WEO 2016 sees ‘broad transformations in the energy landscape’

16 November 2016


As a result of major transformations in the global energy system that will take place over the next few decades, renewables and natural gas will be the big winners in the race to meet energy demand growth until 2040, according to the latest edition of the World Energy Outlook, the International Energy Agency’s flagship publication.
A detailed analysis by the IEA of the guarantees made for the Paris Agreement on climate change finds that the era of fossil fuels appears far from over and underscores the challenge of reaching more ambitious climate goals. As things stand government policies, as well as cost reductions across the energy sector, should enable a doubling both of renewables – subject of a special focus in this year’s Outlook – and of improvements in energy efficiency over the next 25 years. Natural gas continues to expand its role while the shares of coal and oil fall back.
“We see clear winners for the next 25 years – natural gas but especially wind and solar – replacing the champion of the previous 25 years, coal,” said Dr Fatih Birol, the IEA's executive director. “But there is no single story about the future of global energy: in practice, government policies will determine where we go from here.”

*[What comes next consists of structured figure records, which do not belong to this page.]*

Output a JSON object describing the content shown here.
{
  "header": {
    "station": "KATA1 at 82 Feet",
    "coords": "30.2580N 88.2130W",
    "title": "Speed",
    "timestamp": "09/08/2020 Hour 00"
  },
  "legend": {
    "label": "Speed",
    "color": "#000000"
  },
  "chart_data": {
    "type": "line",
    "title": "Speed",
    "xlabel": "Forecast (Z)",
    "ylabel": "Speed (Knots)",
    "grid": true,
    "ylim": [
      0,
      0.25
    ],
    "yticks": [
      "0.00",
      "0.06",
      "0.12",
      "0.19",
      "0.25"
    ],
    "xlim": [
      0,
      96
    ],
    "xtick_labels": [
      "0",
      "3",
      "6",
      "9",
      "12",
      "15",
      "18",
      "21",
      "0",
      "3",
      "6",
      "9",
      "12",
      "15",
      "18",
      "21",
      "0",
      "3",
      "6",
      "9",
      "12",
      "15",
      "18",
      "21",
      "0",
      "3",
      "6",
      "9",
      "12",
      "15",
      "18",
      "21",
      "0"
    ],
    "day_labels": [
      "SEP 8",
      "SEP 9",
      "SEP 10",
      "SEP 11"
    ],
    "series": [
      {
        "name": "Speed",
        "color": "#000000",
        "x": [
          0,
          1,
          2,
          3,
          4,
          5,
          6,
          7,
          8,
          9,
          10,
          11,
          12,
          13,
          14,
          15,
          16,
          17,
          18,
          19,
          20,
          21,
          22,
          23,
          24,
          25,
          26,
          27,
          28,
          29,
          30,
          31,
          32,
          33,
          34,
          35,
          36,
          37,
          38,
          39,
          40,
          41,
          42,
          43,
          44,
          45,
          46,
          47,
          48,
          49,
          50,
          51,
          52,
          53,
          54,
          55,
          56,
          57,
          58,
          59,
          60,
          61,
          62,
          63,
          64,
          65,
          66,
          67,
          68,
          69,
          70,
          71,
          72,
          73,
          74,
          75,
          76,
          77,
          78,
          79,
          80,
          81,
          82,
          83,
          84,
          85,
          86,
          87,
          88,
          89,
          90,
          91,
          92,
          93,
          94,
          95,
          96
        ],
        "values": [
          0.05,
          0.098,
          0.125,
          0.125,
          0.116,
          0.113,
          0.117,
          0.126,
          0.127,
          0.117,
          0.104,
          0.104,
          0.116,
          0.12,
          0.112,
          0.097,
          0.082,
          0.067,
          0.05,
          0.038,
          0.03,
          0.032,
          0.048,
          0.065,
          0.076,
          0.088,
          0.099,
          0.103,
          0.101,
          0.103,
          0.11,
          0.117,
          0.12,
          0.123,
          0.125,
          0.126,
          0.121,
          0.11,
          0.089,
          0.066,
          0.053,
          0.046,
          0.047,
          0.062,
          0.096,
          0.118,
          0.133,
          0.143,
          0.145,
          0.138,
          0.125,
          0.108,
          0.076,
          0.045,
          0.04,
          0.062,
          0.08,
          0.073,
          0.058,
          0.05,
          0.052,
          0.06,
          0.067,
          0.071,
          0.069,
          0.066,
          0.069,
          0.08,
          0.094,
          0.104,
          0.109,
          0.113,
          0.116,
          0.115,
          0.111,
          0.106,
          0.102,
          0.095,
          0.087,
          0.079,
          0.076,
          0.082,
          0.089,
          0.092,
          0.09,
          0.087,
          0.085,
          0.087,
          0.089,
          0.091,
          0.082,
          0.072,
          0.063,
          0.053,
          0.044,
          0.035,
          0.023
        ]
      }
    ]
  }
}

This transformation of the global energy mix described in WEO-2016 means that risks to energy security also evolve. Traditional concerns related to oil and gas supply remain – and are reinforced by record falls in investment levels. The report shows that another year of lower upstream oil investment in 2017 would create a significant risk of a shortfall in new conventional supply within a few years.
In the longer-term, investment in oil and gas remain essential to meet demand and replace declining production, but the growth in renewables and energy efficiency reduces the call on oil and gas imports in many countries. Increased LNG shipments also change how gas security is perceived. At the same time, the variable nature of renewables in power generation, especially wind and solar, entails a new focus on electricity security.
Coal consumption barely grows in the next 25 years, as demand in China starts to fall back thanks to efforts to fight air pollution and diversify the fuel mix. The gas market is also changing, with the share of LNG overtaking pipeline gas and growing to more than half of the global long-distance trade, up from a quarter in 2000. In an already well-supplied market, new LNG from Australia, the United States and elsewhere triggers a shift to more competitive markets and changes in contractual terms and pricing.
The Paris Agreement, which entered into force on 4 November, is a major step forward in the fight against global warming. But meeting more ambitious climate goals will be extremely challenging and require a step change in the pace of decarbonisation and efficiency. Implementing current international pledges will only slow down the projected rise in energy-related carbon emissions from an average of 650 million tonnes per year since 2000 to around 150 million tonnes per year in 2040.
While this is a significant achievement, it is far from enough to avoid the worst impact of climate change as it would only limit the rise in average global temperatures to 2.7°C by 2100. The path to 2°C is tough, but it can be achieved if policies to accelerate further low carbon technologies and energy efficiency are put in place across all sectors.
It would require that carbon emissions peak in the next few years and that the global economy becomes carbon neutral by the end of the century. For example, in the WEO-2016 2°C scenario, the number of electric cars would need to exceed 700 million by 2040, and displace more than 6 million barrels a day of oil demand. Ambitions to further limit temperature gains, beyond 2°C, would require even bigger efforts. “Renewables make very large strides in coming decades but their gains remain largely confined to electricity generation,” said Dr Birol. “The next frontier for the renewable story is to expand their use in the industrial, building and transportation sectors where enormous potential for growth exists.”